The diocese is taking a more low-key approach this year, aimed primarily at Catholics — to educate them on the importance of traditional marriage, and, at least indirectly, to try to influence their vote in the new gay-marriage referendum. The diocese had received a great deal of criticism, both from within and without, on the aggressive, and expensive (given the poor state of diocesan finances) effort made to repel gay marriage in 2009. It is unclear how this new approach will affect the vote for or against gay marriage this November. Twenty-five percent of Mainers identify themselves as Catholic, in one of the most secular states in the nation. (In contrast, in a recent poll, only 1.8% of residents of Maine’s largest city, Portland, identified themselves with any religion.) In addition about 40 percent of Mainers are of Franco-American descent, with historically strong Catholic cultural ties.

Mainers are notoriously independent and often ticket-splitters.
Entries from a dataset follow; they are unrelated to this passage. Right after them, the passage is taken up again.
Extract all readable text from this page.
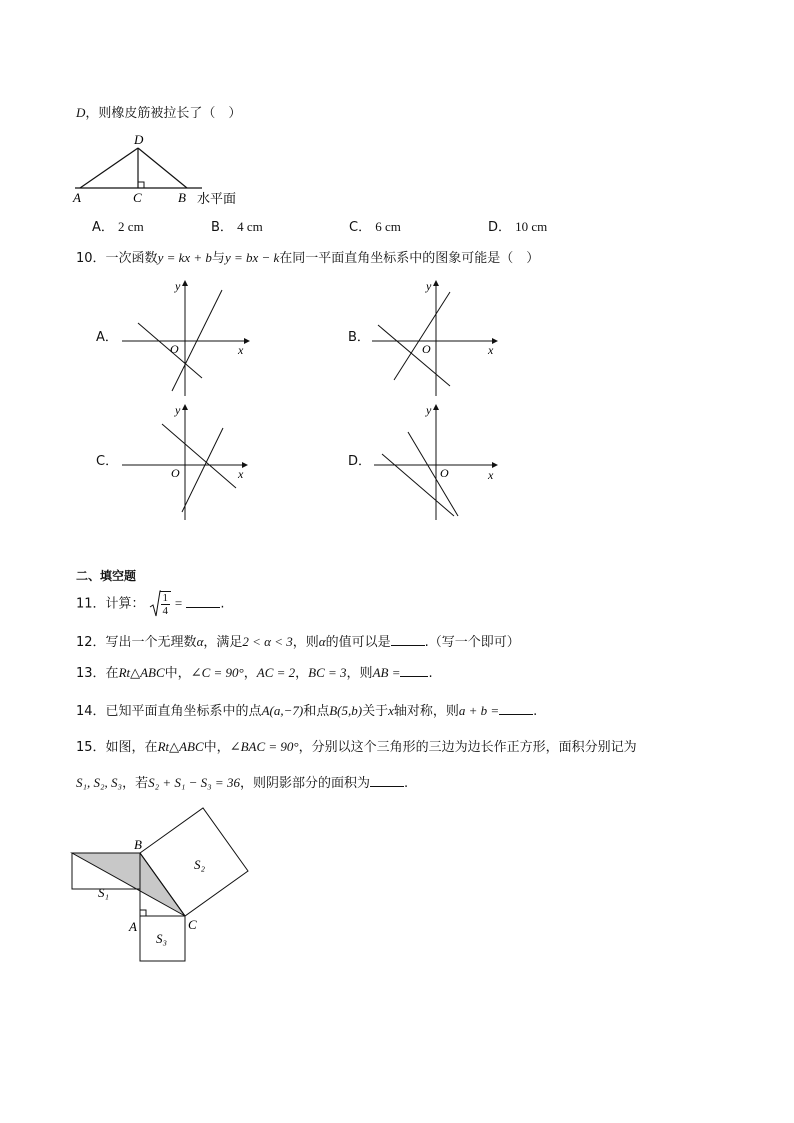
D，则橡皮筋被拉长了（　）
D
A	C	B 水平面
A． 2 cm	B． 4 cm	C． 6 cm	D． 10 cm
10．一次函数y = kx + b与y = bx − k在同一平面直角坐标系中的图象可能是（　）
A．
x
y
O
B．
x
y
O
C．
x
y
O
D．
x
y
O
二、填空题
11．计算： $\frac{1}{4}$ =	.
12．写出一个无理数α，满足2 < α < 3，则α的值可以是	.（写一个即可）
13．在Rt△ABC中，∠C = 90°，AC = 2，BC = 3，则AB = .
14．已知平面直角坐标系中的点A(a,−7)和点B(5,b)关于x轴对称，则a + b =	.
15．如图，在Rt△ABC中，∠BAC = 90°，分别以这个三角形的三边为边长作正方形，面积分别记为
S₁, S₂, S₃，若S₂ + S₁ − S₃ = 36，则阴影部分的面积为	.
B
A	C
S₁
S₂
S₃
Likewise, Catholic Mainers do not often vote as a block, even on issues like gay marriage. (A significant number of Catholics have organized in support of gay marriage, and they were recently addressed by Baldacci, who signed the original gay-marriage bill into law.) Nor do Franco-Americans, at least historically and nominally Catholic, vote as a block today, as they often did  in the past — supporting the Democratic Party, because of the real and perceived discrimination on the part of  Republicans, including the notorious Vice President Blaine. This year may be different. With gay marriage on the ballot, with a Franco-American governor opposed to gay marriage and a staunch Tea Party Republican, and with his agenda on the line in the state legislative elections — and with perhaps the control of the U.S. Senate up for grabs — choices made by Catholic voters in Maine may prove decisive.

In November, “tiny” Maine may affect the political history of this country, perhaps as much as it did in 1820, when the former Massachusetts territory split and joined the United States as a free state in the famous, Civil-War-delaying Missouri Compromise.